Hello! As the title suggests, i have found a confusing question and look forward to an official answer

testPopulateBean.xml

<context:component-scan base-package="com.my.populateBean"></context:component-scan>
<bean id="b1" class="com.my.populateBean.Book"></bean>
@Component("book")
public class Book {
    public Book() {}
}

Test Case

ApplicationContext ac = new ClassPathXmlApplicationContext("testPopulateBean.xml");
System.out.println(ac.containsBean("book"));  // true

but if the context:component-scan label is located below. Such as

<bean id="b1" class="com.my.populateBean.Book"></bean>
<context:component-scan base-package="com.my.populateBean"></context:component-scan>

Test Case

ApplicationContext ac = new ClassPathXmlApplicationContext("testPopulateBean.xml");
System.out.println(ac.containsBean("book"));  // false

I posted that it was deleted in this place ConfigurationClassParser#processConfigurationClass

 if (configClass.isScanned()) {
      String beanName = configClass.getBeanName();
      if (StringUtils.hasLength(beanName) && this.registry.containsBeanDefinition(beanName)) {
          this.registry.removeBeanDefinition(beanName);
      }
      // An implicitly scanned bean definition should not override an explicit import.
      return;
 }

In my understanding, it is to prevent duplicate imports of beans imported by @ Important, but to cause normal @ Component beans to be deleted.

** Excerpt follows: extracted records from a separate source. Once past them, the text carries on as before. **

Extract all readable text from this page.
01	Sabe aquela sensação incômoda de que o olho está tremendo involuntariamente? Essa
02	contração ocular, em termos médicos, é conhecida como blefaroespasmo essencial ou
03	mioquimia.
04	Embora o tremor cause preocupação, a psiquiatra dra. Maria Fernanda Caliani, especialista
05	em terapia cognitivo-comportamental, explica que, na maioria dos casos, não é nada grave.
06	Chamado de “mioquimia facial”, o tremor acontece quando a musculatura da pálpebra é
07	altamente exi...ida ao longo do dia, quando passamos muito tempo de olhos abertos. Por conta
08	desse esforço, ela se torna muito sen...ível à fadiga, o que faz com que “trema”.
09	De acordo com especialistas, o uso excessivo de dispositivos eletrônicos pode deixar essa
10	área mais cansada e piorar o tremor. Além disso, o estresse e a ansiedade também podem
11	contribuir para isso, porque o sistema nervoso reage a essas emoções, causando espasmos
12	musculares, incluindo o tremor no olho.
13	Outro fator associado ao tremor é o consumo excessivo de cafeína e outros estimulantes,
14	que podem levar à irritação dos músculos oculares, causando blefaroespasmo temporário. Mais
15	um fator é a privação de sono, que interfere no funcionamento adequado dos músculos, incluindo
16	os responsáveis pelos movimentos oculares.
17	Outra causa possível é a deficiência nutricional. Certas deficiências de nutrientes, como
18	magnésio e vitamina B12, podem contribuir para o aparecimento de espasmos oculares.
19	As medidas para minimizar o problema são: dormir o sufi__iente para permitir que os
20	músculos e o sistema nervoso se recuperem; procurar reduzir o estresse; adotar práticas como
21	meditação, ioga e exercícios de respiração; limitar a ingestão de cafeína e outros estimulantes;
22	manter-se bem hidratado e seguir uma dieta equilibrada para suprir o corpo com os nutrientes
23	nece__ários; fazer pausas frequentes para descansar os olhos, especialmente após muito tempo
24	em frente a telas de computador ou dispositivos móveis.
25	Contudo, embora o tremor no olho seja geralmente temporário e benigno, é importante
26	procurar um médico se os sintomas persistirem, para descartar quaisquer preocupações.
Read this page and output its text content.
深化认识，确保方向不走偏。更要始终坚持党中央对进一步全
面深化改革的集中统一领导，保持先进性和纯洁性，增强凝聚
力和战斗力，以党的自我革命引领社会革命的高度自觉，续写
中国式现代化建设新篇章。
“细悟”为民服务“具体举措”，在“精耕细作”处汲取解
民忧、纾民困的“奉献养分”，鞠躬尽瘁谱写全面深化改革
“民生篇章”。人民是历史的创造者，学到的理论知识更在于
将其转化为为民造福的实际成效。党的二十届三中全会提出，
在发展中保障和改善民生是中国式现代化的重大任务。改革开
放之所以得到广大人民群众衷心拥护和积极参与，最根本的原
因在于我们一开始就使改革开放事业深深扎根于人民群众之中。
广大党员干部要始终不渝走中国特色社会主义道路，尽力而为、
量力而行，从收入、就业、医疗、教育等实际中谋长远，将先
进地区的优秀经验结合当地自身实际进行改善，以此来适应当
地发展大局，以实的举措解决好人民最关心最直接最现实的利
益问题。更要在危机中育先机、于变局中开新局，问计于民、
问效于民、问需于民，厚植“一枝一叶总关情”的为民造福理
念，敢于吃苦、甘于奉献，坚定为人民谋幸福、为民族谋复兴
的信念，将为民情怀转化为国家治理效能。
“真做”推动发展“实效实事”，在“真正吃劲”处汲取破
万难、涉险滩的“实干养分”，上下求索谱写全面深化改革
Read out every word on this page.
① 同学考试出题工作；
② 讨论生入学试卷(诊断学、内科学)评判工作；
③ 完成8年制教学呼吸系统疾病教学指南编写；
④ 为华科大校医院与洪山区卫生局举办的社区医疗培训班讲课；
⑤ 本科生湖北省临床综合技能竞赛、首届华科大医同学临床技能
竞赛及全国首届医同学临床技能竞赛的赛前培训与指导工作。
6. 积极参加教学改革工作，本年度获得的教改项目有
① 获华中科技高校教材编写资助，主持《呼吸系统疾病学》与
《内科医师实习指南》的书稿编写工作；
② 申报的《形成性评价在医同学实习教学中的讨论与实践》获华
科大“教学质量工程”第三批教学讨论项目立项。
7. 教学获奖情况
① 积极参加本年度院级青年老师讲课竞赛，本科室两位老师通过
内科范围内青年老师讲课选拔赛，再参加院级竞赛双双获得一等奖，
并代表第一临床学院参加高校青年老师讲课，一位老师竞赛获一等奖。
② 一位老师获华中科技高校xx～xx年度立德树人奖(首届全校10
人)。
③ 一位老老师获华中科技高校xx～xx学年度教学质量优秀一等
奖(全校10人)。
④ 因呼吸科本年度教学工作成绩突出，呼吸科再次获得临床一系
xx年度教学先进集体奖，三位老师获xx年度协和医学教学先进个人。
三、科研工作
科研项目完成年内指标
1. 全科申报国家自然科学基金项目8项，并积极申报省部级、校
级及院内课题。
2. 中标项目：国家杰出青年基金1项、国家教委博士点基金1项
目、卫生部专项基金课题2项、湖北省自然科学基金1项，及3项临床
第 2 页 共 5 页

Do you know if my understanding is correct? Is this phenomenon expected?

Thanks.

Comment From: snicoll

Thanks for getting in touch, but it feels like this is a question that would be better suited to Stack Overflow. As mentioned in the guidelines for contributing, we prefer to use the issue tracker only for bugs and enhancements. Feel free to update this issue with a link to the re-posted question (so that other people can find it) or add some more details if you feel this is a genuine bug.